JOURNAL DU SOIR

Les procureurs critiquent le gouvernement du président

La conférence annuelle des procureurs s'est tenue, au cours de laquelle des critiques ont été formulées à l'encontre du gouvernement et du président. Un soutien accru a été demandé, ainsi que la nomination de Blerim Isufaj au poste de procureur général.

Lors de la conférence annuelle des procureurs, les représentants du parquet ont demandé samedi un soutien accru au gouvernement, après s'être plaints d'un budget limité, d'un nombre insuffisant de procureurs et de personnel qualifié, et de mauvaises conditions de travail.

Le procureur général par intérim, Besim Kelmendi, a souligné que le manque de procureurs face au grand nombre d'affaires demeure un défi majeur pour le système judiciaire.

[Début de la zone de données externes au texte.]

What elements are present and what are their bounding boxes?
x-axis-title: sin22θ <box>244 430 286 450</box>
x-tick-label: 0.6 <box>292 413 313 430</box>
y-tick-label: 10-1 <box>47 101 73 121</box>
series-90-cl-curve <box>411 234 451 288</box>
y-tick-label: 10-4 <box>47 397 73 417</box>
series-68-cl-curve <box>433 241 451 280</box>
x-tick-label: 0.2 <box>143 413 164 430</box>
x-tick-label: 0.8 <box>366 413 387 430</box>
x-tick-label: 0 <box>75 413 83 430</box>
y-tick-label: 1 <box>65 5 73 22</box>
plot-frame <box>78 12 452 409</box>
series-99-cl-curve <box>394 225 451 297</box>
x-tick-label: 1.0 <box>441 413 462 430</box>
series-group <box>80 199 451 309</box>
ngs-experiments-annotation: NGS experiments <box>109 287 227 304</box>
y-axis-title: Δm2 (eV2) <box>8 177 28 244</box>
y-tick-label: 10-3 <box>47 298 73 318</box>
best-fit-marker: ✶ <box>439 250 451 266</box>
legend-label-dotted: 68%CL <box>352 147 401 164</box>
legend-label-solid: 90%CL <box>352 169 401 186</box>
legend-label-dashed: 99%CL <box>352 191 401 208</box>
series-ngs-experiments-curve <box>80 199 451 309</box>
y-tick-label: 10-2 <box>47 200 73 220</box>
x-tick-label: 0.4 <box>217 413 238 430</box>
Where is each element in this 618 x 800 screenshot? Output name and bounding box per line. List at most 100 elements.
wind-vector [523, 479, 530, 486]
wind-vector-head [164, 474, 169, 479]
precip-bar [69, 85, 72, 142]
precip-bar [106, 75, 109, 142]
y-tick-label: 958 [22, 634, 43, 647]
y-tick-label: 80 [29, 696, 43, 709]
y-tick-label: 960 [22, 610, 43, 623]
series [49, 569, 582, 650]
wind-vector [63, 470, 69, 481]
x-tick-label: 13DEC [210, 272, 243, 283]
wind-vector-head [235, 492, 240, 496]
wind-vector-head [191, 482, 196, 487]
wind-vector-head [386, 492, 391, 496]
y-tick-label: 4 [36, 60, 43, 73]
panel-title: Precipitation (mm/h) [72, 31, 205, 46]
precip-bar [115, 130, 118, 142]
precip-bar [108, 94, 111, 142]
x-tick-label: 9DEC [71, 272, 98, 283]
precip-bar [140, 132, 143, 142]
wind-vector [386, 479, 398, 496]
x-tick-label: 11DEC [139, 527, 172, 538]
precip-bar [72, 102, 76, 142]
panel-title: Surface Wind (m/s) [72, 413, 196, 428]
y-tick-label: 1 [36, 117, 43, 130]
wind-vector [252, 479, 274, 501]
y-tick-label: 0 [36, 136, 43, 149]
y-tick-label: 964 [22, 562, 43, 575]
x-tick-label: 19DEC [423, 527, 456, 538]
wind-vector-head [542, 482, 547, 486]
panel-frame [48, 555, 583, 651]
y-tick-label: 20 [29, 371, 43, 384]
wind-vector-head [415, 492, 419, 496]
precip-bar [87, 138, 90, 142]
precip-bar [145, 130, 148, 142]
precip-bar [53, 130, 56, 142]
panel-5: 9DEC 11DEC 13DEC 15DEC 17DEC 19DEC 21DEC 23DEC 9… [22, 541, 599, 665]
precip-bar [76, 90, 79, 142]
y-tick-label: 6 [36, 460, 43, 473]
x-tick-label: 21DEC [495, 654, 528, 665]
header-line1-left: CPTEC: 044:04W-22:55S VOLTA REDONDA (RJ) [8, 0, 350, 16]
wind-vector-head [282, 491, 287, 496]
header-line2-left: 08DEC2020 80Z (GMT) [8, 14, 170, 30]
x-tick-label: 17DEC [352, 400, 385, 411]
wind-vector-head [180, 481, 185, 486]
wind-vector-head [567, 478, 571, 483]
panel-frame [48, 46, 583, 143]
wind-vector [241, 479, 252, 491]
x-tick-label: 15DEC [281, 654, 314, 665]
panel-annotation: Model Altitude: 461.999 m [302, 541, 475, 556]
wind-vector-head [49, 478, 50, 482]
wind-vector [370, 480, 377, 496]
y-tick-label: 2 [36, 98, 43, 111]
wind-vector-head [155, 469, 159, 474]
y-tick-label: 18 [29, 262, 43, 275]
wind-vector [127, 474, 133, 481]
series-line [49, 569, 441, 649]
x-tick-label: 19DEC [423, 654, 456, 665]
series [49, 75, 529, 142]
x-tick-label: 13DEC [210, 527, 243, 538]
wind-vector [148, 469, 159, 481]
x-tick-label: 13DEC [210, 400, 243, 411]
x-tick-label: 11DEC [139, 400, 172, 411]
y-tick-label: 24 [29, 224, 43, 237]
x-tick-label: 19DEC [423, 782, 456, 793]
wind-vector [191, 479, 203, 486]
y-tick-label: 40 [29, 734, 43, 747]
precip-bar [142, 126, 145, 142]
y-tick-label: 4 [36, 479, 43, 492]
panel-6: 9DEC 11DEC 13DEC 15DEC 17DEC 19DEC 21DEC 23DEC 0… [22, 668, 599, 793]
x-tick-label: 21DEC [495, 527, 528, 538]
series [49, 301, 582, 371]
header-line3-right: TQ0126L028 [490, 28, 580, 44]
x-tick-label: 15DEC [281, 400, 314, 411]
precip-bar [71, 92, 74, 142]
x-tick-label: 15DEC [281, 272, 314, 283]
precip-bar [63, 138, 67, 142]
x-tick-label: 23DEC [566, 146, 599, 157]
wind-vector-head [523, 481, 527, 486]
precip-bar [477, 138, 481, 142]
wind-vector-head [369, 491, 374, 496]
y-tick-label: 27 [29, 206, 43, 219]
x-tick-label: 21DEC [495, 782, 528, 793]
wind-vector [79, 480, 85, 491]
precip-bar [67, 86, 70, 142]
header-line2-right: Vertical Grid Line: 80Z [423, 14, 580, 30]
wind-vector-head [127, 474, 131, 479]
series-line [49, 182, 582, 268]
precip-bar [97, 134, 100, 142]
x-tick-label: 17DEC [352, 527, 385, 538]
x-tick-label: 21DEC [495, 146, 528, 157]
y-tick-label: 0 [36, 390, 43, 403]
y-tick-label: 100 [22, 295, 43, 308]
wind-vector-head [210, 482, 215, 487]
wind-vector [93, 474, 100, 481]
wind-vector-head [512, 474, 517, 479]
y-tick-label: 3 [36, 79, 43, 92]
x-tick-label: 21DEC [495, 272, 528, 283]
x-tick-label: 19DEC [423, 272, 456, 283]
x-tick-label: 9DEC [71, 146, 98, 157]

« Même lors de cette conférence, je réaffirme qu'il est grand temps que les institutions compétentes réfléchissent sérieusement à la création des conditions d'un fonctionnement plus efficace du parquet et des tribunaux, car justice retardée n'est pas justice. Au contraire, justice retardée ne fait qu'engendrer déception, augmentation de la criminalité et graves atteintes aux droits de l'homme », a-t-il déclaré.

Kelmendi assure l'intérim du poste de procureur général, la nomination de Blerim Isufaj par le Conseil du parquet n'ayant pas encore été officialisée par la présidente Vjosa Osmani. Cette dernière, ainsi que des représentants de plusieurs organisations de la société civile, ont contesté la procédure de nomination et le profil d'Isufaj, qui dirige le Parquet spécial depuis des années.

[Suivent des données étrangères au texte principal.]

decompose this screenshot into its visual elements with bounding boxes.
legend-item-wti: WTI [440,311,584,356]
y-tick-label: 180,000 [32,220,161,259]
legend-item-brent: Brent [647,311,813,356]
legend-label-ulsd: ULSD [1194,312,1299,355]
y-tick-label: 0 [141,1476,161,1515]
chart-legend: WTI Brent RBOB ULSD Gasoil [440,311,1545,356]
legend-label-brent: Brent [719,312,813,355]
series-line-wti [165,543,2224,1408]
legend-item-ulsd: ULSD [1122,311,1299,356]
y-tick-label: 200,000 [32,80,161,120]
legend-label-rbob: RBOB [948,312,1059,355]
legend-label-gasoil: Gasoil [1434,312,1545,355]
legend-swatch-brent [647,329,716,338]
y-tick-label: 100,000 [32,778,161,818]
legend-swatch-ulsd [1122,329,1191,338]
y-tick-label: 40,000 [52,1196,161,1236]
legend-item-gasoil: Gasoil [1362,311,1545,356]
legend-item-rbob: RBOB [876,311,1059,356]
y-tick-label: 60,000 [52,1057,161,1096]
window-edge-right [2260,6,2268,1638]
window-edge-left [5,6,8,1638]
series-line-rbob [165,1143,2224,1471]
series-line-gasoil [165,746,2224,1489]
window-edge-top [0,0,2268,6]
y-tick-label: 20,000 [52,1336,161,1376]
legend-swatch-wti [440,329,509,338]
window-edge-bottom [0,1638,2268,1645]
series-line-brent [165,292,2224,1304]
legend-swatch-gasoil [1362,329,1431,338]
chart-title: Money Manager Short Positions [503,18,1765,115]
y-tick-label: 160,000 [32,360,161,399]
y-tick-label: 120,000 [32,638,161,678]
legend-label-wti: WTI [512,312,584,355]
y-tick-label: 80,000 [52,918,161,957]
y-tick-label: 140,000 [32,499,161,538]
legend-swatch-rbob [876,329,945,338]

Lors de la conférence, le chef du Conseil du procureur, Ardian Hajdaraj, s'est plaint précisément du refus du président de promulguer cette proposition.

« L’un des plus grands défis auxquels est confronté le système judiciaire du Kosovo est la nomination du procureur général. Le Conseil du parquet du Kosovo considère encore aujourd’hui l’achèvement de ce processus comme une priorité absolue », a déclaré Hajdaraj.

Des représentants de l'UE ont également assisté à la conférence et ont souligné l'importance des actions du parquet pour rapprocher le Kosovo de l'UE.

Et le directeur d'EULEX, Giovanni Barbano, a fait passer le message que les procureurs ne devaient pas être influencés.

« Il est extrêmement important que le parquet soit indépendant et non influencé par la politique », a déclaré Barbano.

Dans le rapport du Parquet spécial, présenté lors de la conférence, il a été annoncé qu'en 2024, 18 affaires de crime organisé impliquant 63 personnes ont été traitées, tandis que le même nombre d'affaires impliquant 207 personnes ont été résolues.

Selon le rapport, 27 affaires de crimes de guerre ont été résolues, ce qui représente 91 % des affaires reçues.